His face changed. His eyes held that hidden rapture that only Dong-Yung and the foreign-born priest had seen. "Little Jewel, wilt thou go with me to the priest of the foreign-born faith? Come!" He withdrew his hand from his sleeve and touched Dong-Yung on the shoulder.
Dong-Yung, still arrayed for feasting, went to the pigskin trunk in the corner, fitted the key from her belt into the carven brass wings of the butterfly, and lifted out the kitchen gods. One in each hand, she held them, green and gold. She put them back in their niche, and lifted up a bowl of rice to their feet, and beat her head on the ground before them.
He sat very still, with his hands hid in his sleeves. The wave-ridged hem of his robe blue and green and purple and red and yellow was spread out decorously above his feet. Dong-Yung looked and looked at him, so still and motionless and so gorgeously arrayed. She looked from his feet, long, slim, in black satin slippers, and close-fitting white muslin socks, to the feet of the foreign priest.
The priest, in his tight trousers, and jacket, black and covered with a multitude of round flat buttons, stood up, and led the way into the house and down a long corridor to a closed door at the end. Dong-Yung hurried behind the two men. At the door the priest stood aside and held it open for her to pass in first. She hesitated. Foh-Kyung nodded.

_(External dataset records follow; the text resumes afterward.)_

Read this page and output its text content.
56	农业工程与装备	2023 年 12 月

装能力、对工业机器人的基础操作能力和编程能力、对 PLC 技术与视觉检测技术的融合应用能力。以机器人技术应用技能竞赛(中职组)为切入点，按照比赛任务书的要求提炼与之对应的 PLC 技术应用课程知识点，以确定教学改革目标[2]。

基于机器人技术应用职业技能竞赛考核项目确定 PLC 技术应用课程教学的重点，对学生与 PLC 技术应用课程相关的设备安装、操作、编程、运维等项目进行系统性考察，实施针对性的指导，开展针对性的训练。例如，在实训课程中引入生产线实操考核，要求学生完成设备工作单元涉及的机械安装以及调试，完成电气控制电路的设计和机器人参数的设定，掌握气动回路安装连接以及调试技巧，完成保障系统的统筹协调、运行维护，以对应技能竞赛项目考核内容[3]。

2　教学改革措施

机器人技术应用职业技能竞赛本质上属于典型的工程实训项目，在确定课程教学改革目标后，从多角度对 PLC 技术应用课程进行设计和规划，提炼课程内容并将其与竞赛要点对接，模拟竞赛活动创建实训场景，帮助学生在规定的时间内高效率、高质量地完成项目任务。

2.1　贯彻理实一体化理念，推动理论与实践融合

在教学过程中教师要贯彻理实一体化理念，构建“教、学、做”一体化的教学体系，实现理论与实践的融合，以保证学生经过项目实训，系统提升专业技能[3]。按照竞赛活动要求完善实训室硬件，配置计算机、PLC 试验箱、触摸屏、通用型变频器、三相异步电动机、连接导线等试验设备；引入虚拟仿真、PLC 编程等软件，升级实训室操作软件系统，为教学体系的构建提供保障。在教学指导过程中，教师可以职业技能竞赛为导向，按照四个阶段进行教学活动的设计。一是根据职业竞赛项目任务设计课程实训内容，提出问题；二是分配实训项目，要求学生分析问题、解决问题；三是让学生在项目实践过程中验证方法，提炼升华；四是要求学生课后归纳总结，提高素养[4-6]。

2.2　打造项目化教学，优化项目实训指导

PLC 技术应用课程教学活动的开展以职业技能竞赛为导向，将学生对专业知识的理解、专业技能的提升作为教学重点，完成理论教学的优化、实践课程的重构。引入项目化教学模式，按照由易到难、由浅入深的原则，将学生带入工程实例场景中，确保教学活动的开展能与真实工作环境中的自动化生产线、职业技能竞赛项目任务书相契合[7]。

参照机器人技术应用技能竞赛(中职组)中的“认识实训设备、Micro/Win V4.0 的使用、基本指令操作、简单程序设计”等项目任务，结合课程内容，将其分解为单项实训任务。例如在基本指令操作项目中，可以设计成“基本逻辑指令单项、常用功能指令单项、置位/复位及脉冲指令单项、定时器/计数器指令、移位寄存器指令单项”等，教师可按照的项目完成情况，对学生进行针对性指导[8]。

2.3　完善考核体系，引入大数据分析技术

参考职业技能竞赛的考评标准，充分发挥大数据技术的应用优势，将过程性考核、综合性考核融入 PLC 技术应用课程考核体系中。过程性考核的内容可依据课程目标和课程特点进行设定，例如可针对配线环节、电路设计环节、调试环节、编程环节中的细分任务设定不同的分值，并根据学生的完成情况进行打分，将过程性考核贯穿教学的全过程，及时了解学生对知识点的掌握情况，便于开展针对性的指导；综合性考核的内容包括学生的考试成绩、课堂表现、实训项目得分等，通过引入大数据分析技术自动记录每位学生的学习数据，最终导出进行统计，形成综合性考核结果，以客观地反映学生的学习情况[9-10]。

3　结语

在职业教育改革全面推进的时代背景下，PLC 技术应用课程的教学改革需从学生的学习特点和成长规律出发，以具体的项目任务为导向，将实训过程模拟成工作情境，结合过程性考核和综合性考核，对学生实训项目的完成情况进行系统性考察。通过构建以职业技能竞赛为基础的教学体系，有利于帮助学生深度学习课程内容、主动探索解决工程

Dong-Yung was terrified. She was held tight against the other woman's shoulder. The foreign-born woman used a strange perfume. Dong-Yung only half heard her whispered words. "We are like that, too. We could not be separated. Oh, you will be happy!" Dong-Yung thought of the other woman. "In her heart she is humble and seemly. It is only her speech and her ways that are unfitting."
She looked around her, beyond the failure of the foreign woman's garden, at the piled, peaked roofs of China looking over the wall. The fragrance of a blossoming plum-tree stole across from a Chinese courtyard, and a peach-branch waved pink in the air. A wonder of contentment filled Dong-Yung. All the while Foh-Kyung was talking. Dong-Yung turned back from all the greenness around her to listen.
Dong-Yung knew they were talking of the search. The foreign-born woman was speaking to her again. "The doctor told me I would die if I came to China, but John felt he had a call. I would not stand in his way." The woman's face was illumined. "And now you are very happy?" Dong-Yung announced. "And now I am very happy; just as you will be very happy."
"I am always happy since my lord took me for his small wife." Dong-Yung matched her happiness with the happiness of the foreign-born woman, proudly, with assurance. In her heart she knew no woman, born to eat bitterness, had ever been so happy as she in all the worlds beneath the heavens.